Il-Kontea ta' Arlington, VA
When deciding whether to become an Airbnb host, it is important for you to understand the laws in your county. As a platform and marketplace we do not provide legal advice, but we want to give you some useful links that may help you better understand laws and regulations in Arlington County. This list is not exhaustive, but it should give you a good start in understanding your local laws. If you have questions, contact the Department of Community Planning, Housing and Development or other county agencies directly, or consult a local lawyer or tax professional.

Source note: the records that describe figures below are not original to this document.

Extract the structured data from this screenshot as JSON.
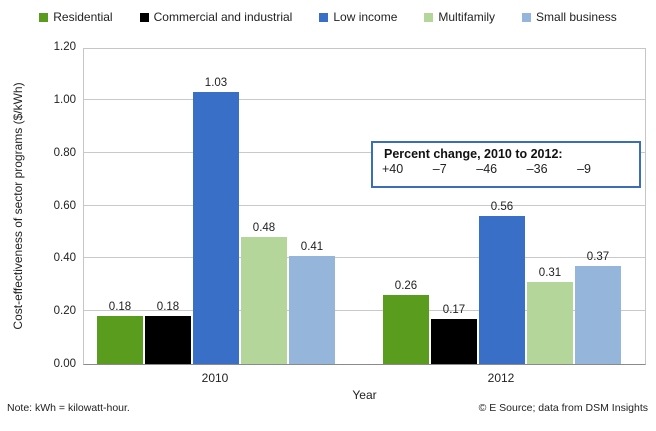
{
  "chart_data": {
    "type": "bar",
    "categories": [
      "2010",
      "2012"
    ],
    "series": [
      {
        "name": "Residential",
        "color": "#5a9c1d",
        "values": [
          0.18,
          0.26
        ]
      },
      {
        "name": "Commercial and industrial",
        "color": "#000000",
        "values": [
          0.18,
          0.17
        ]
      },
      {
        "name": "Low income",
        "color": "#3a6fc7",
        "values": [
          1.03,
          0.56
        ]
      },
      {
        "name": "Multifamily",
        "color": "#b5d69b",
        "values": [
          0.48,
          0.31
        ]
      },
      {
        "name": "Small business",
        "color": "#95b5db",
        "values": [
          0.41,
          0.37
        ]
      }
    ],
    "xlabel": "Year",
    "ylabel": "Cost-effectiveness of sector programs ($/kWh)",
    "ylim": [
      0,
      1.2
    ],
    "ytick_step": 0.2,
    "ytick_labels": [
      "0.00",
      "0.20",
      "0.40",
      "0.60",
      "0.80",
      "1.00",
      "1.20"
    ],
    "grid": true,
    "legend_position": "top",
    "value_label_decimals": 2
  },
  "annotation": {
    "title": "Percent change, 2010 to 2012:",
    "values": [
      "+40",
      "–7",
      "–46",
      "–36",
      "–9"
    ],
    "border_color": "#3c6eb5"
  },
  "footer": {
    "note": "Note: kWh = kilowatt-hour.",
    "credit": "© E Source; data from DSM Insights"
  }
}
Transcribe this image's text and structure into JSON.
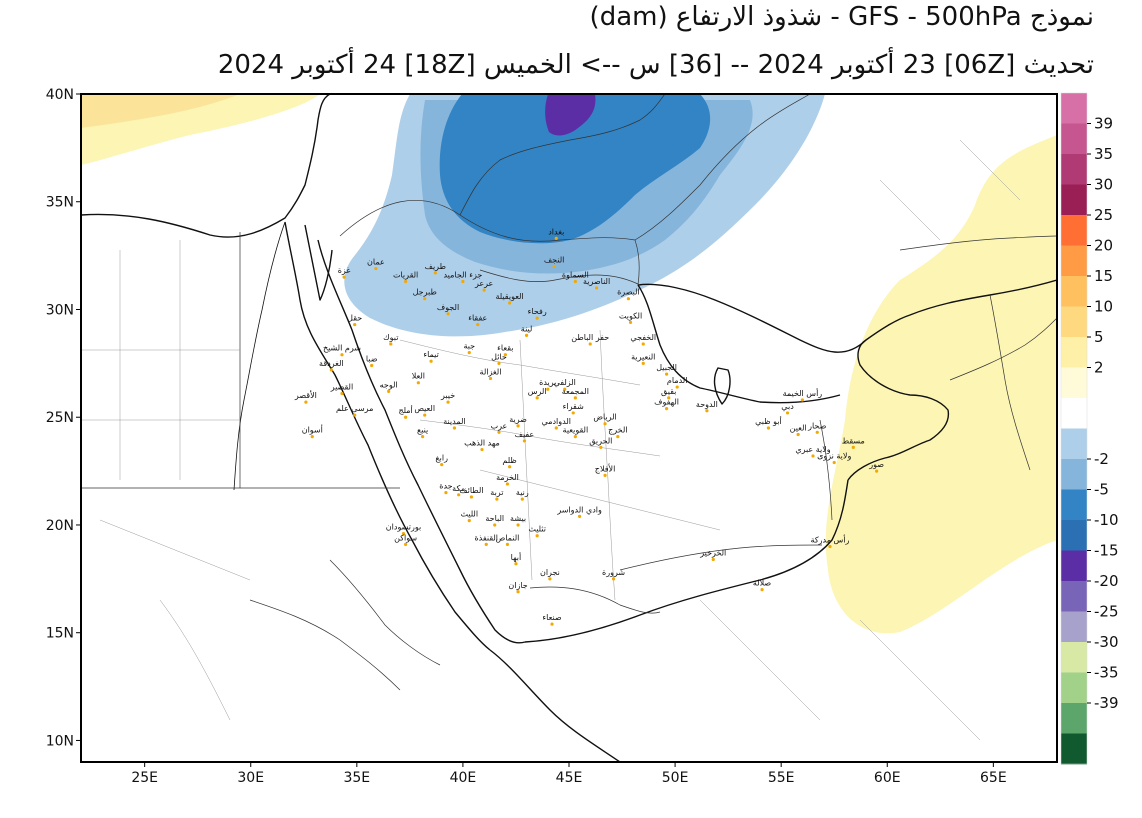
{
  "header": {
    "line1": "نموذج GFS - 500hPa - شذوذ الارتفاع (dam)",
    "line2": "تحديث [06Z] 23 أكتوبر 2024 -- [36] س --> الخميس [18Z] 24 أكتوبر 2024"
  },
  "map": {
    "lon_range": [
      22,
      68
    ],
    "lat_range": [
      9,
      40
    ],
    "x_ticks": [
      {
        "label": "25E",
        "lon": 25
      },
      {
        "label": "30E",
        "lon": 30
      },
      {
        "label": "35E",
        "lon": 35
      },
      {
        "label": "40E",
        "lon": 40
      },
      {
        "label": "45E",
        "lon": 45
      },
      {
        "label": "50E",
        "lon": 50
      },
      {
        "label": "55E",
        "lon": 55
      },
      {
        "label": "60E",
        "lon": 60
      },
      {
        "label": "65E",
        "lon": 65
      }
    ],
    "y_ticks": [
      {
        "label": "40N",
        "lat": 40
      },
      {
        "label": "35N",
        "lat": 35
      },
      {
        "label": "30N",
        "lat": 30
      },
      {
        "label": "25N",
        "lat": 25
      },
      {
        "label": "20N",
        "lat": 20
      },
      {
        "label": "15N",
        "lat": 15
      },
      {
        "label": "10N",
        "lat": 10
      }
    ],
    "anomaly_colors": {
      "neg2": "#aecfea",
      "neg5": "#86b5dc",
      "neg10": "#3384c4",
      "neg20": "#5b2ea6",
      "pos2": "#fcf5b4",
      "pos5": "#fbe49a"
    }
  },
  "colorbar": {
    "swatches": [
      "#d670a6",
      "#c5568f",
      "#b03a73",
      "#9a1f55",
      "#ff6e33",
      "#ff9a45",
      "#ffc060",
      "#ffd97f",
      "#fff0a8",
      "#fffbd8",
      "#ffffff",
      "#aecfea",
      "#86b5dc",
      "#3384c4",
      "#2a70b2",
      "#5b2ea6",
      "#7865b8",
      "#a6a2cc",
      "#d7e9a5",
      "#a2d18a",
      "#5ca66c",
      "#11592f"
    ],
    "labels": [
      "39",
      "35",
      "30",
      "25",
      "20",
      "15",
      "10",
      "5",
      "2",
      "-2",
      "-5",
      "-10",
      "-15",
      "-20",
      "-25",
      "-30",
      "-35",
      "-39"
    ]
  },
  "cities": [
    {
      "name": "بغداد",
      "lon": 44.4,
      "lat": 33.3
    },
    {
      "name": "النجف",
      "lon": 44.3,
      "lat": 32.0
    },
    {
      "name": "السماوة",
      "lon": 45.3,
      "lat": 31.3
    },
    {
      "name": "الناصرية",
      "lon": 46.3,
      "lat": 31.0
    },
    {
      "name": "البصرة",
      "lon": 47.8,
      "lat": 30.5
    },
    {
      "name": "الكويت",
      "lon": 47.9,
      "lat": 29.4
    },
    {
      "name": "عمان",
      "lon": 35.9,
      "lat": 31.9
    },
    {
      "name": "طريف",
      "lon": 38.7,
      "lat": 31.7
    },
    {
      "name": "القريات",
      "lon": 37.3,
      "lat": 31.3
    },
    {
      "name": "عرعر",
      "lon": 41.0,
      "lat": 30.9
    },
    {
      "name": "جزء الجاميد",
      "lon": 40.0,
      "lat": 31.3
    },
    {
      "name": "العويقيلة",
      "lon": 42.2,
      "lat": 30.3
    },
    {
      "name": "طبرجل",
      "lon": 38.2,
      "lat": 30.5
    },
    {
      "name": "الجوف",
      "lon": 39.3,
      "lat": 29.8
    },
    {
      "name": "رفحاء",
      "lon": 43.5,
      "lat": 29.6
    },
    {
      "name": "عفقاء",
      "lon": 40.7,
      "lat": 29.3
    },
    {
      "name": "لينة",
      "lon": 43.0,
      "lat": 28.8
    },
    {
      "name": "حفر الباطن",
      "lon": 46.0,
      "lat": 28.4
    },
    {
      "name": "الخفجي",
      "lon": 48.5,
      "lat": 28.4
    },
    {
      "name": "تبوك",
      "lon": 36.6,
      "lat": 28.4
    },
    {
      "name": "جبة",
      "lon": 40.3,
      "lat": 28.0
    },
    {
      "name": "بقعاء",
      "lon": 42.0,
      "lat": 27.9
    },
    {
      "name": "حائل",
      "lon": 41.7,
      "lat": 27.5
    },
    {
      "name": "تيماء",
      "lon": 38.5,
      "lat": 27.6
    },
    {
      "name": "الغزالة",
      "lon": 41.3,
      "lat": 26.8
    },
    {
      "name": "الجبيل",
      "lon": 49.6,
      "lat": 27.0
    },
    {
      "name": "النعيرية",
      "lon": 48.5,
      "lat": 27.5
    },
    {
      "name": "الدمام",
      "lon": 50.1,
      "lat": 26.4
    },
    {
      "name": "بقيق",
      "lon": 49.7,
      "lat": 25.9
    },
    {
      "name": "الهفوف",
      "lon": 49.6,
      "lat": 25.4
    },
    {
      "name": "الدوحة",
      "lon": 51.5,
      "lat": 25.3
    },
    {
      "name": "الزلفي",
      "lon": 44.8,
      "lat": 26.3
    },
    {
      "name": "بريدة",
      "lon": 44.0,
      "lat": 26.3
    },
    {
      "name": "المجمعة",
      "lon": 45.3,
      "lat": 25.9
    },
    {
      "name": "الرس",
      "lon": 43.5,
      "lat": 25.9
    },
    {
      "name": "شقراء",
      "lon": 45.2,
      "lat": 25.2
    },
    {
      "name": "ضرية",
      "lon": 42.6,
      "lat": 24.6
    },
    {
      "name": "الدوادمي",
      "lon": 44.4,
      "lat": 24.5
    },
    {
      "name": "الرياض",
      "lon": 46.7,
      "lat": 24.7
    },
    {
      "name": "الخرج",
      "lon": 47.3,
      "lat": 24.1
    },
    {
      "name": "القويعية",
      "lon": 45.3,
      "lat": 24.1
    },
    {
      "name": "عفيف",
      "lon": 42.9,
      "lat": 23.9
    },
    {
      "name": "الحريق",
      "lon": 46.5,
      "lat": 23.6
    },
    {
      "name": "الأفلاج",
      "lon": 46.7,
      "lat": 22.3
    },
    {
      "name": "العلا",
      "lon": 37.9,
      "lat": 26.6
    },
    {
      "name": "الوجه",
      "lon": 36.5,
      "lat": 26.2
    },
    {
      "name": "خيبر",
      "lon": 39.3,
      "lat": 25.7
    },
    {
      "name": "العيص",
      "lon": 38.2,
      "lat": 25.1
    },
    {
      "name": "أملج",
      "lon": 37.3,
      "lat": 25.0
    },
    {
      "name": "المدينة",
      "lon": 39.6,
      "lat": 24.5
    },
    {
      "name": "ينبع",
      "lon": 38.1,
      "lat": 24.1
    },
    {
      "name": "مهد الذهب",
      "lon": 40.9,
      "lat": 23.5
    },
    {
      "name": "عرب",
      "lon": 41.7,
      "lat": 24.3
    },
    {
      "name": "رابغ",
      "lon": 39.0,
      "lat": 22.8
    },
    {
      "name": "ظلم",
      "lon": 42.2,
      "lat": 22.7
    },
    {
      "name": "الخرمة",
      "lon": 42.1,
      "lat": 21.9
    },
    {
      "name": "جدة",
      "lon": 39.2,
      "lat": 21.5
    },
    {
      "name": "مكة",
      "lon": 39.8,
      "lat": 21.4
    },
    {
      "name": "الطائف",
      "lon": 40.4,
      "lat": 21.3
    },
    {
      "name": "تربة",
      "lon": 41.6,
      "lat": 21.2
    },
    {
      "name": "رنية",
      "lon": 42.8,
      "lat": 21.2
    },
    {
      "name": "الليث",
      "lon": 40.3,
      "lat": 20.2
    },
    {
      "name": "الباحة",
      "lon": 41.5,
      "lat": 20.0
    },
    {
      "name": "وادي الدواسر",
      "lon": 45.5,
      "lat": 20.4
    },
    {
      "name": "بيشة",
      "lon": 42.6,
      "lat": 20.0
    },
    {
      "name": "تثليث",
      "lon": 43.5,
      "lat": 19.5
    },
    {
      "name": "القنفذة",
      "lon": 41.1,
      "lat": 19.1
    },
    {
      "name": "النماص",
      "lon": 42.1,
      "lat": 19.1
    },
    {
      "name": "أبها",
      "lon": 42.5,
      "lat": 18.2
    },
    {
      "name": "نجران",
      "lon": 44.1,
      "lat": 17.5
    },
    {
      "name": "جازان",
      "lon": 42.6,
      "lat": 16.9
    },
    {
      "name": "شرورة",
      "lon": 47.1,
      "lat": 17.5
    },
    {
      "name": "الخرخير",
      "lon": 51.8,
      "lat": 18.4
    },
    {
      "name": "صلالة",
      "lon": 54.1,
      "lat": 17.0
    },
    {
      "name": "صنعاء",
      "lon": 44.2,
      "lat": 15.4
    },
    {
      "name": "رأس الخيمة",
      "lon": 56.0,
      "lat": 25.8
    },
    {
      "name": "دبي",
      "lon": 55.3,
      "lat": 25.2
    },
    {
      "name": "أبو ظبي",
      "lon": 54.4,
      "lat": 24.5
    },
    {
      "name": "صحار",
      "lon": 56.7,
      "lat": 24.3
    },
    {
      "name": "العين",
      "lon": 55.8,
      "lat": 24.2
    },
    {
      "name": "مسقط",
      "lon": 58.4,
      "lat": 23.6
    },
    {
      "name": "ولاية عبري",
      "lon": 56.5,
      "lat": 23.2
    },
    {
      "name": "ولاية نزوى",
      "lon": 57.5,
      "lat": 22.9
    },
    {
      "name": "صور",
      "lon": 59.5,
      "lat": 22.5
    },
    {
      "name": "رأس مدركة",
      "lon": 57.3,
      "lat": 19.0
    },
    {
      "name": "حقل",
      "lon": 34.9,
      "lat": 29.3
    },
    {
      "name": "شرم الشيخ",
      "lon": 34.3,
      "lat": 27.9
    },
    {
      "name": "ضبا",
      "lon": 35.7,
      "lat": 27.4
    },
    {
      "name": "الغردقة",
      "lon": 33.8,
      "lat": 27.2
    },
    {
      "name": "القصير",
      "lon": 34.3,
      "lat": 26.1
    },
    {
      "name": "الأقصر",
      "lon": 32.6,
      "lat": 25.7
    },
    {
      "name": "مرسى علم",
      "lon": 34.9,
      "lat": 25.1
    },
    {
      "name": "أسوان",
      "lon": 32.9,
      "lat": 24.1
    },
    {
      "name": "بورتسودان",
      "lon": 37.2,
      "lat": 19.6
    },
    {
      "name": "سواكن",
      "lon": 37.3,
      "lat": 19.1
    },
    {
      "name": "غزة",
      "lon": 34.4,
      "lat": 31.5
    }
  ]
}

- Zoning Ordinance. The Arlington County Zoning Ordinance regulates uses in Arlington neighborhoods and communities. You should consult the Zoning Ordinance to see if your listing is consistent with any zoning requirements or use definitions. Important terms include bed and breakfast; dwelling; accessory dwelling; dwelling unit; guest; guest house; guest room; hotel; hotel unit; rooming house; and tourist home.
- Building Code. Arlington enforces rules and regulations specifying minimum construction, design, and maintenance standards for buildings, including regulations on habitability, health, and safety. Certain rules and regulations applicable to residential and non-residential uses may be relevant to your listing. Please review the 2012 Virginia State Building Code or contact the Department of Community Planning, Housing & Development directly.
- Short-Term Rental Business Registration and Record-Keeping. Arlington requires all owners or operators of a short-term rental business must register with the County and maintain records relating to the frequency of rentals and guest identification, among other information. Please review Chapter 64 of the Arlington County Code for more information about the registration process and record-keeping requirement.
- Taxes. Arlington County imposes a transient occupancy tax on hotels, inns, vacation homes or houses that offer lodging for 4 or more transients at any one time. A “transient” is defined as a person whom occupies lodging in a hotel for less than 30 days. More information about the transient room tax is available on the Department of Revenue's website, and in the Arlington County Code, Chapter 40.
- Other Rules. It's also important to understand and follow other contracts or rules, such as leases, condo board or co-op rules, HOA rules, or rules established by tenant organizations. Please read your lease agreement and check with your landlord if applicable.
We are committed to working with local officials to help them understand how Airbnb benefits our community. Where needed, we will continue to advocate for changes that will allow regular people to rent out their own homes.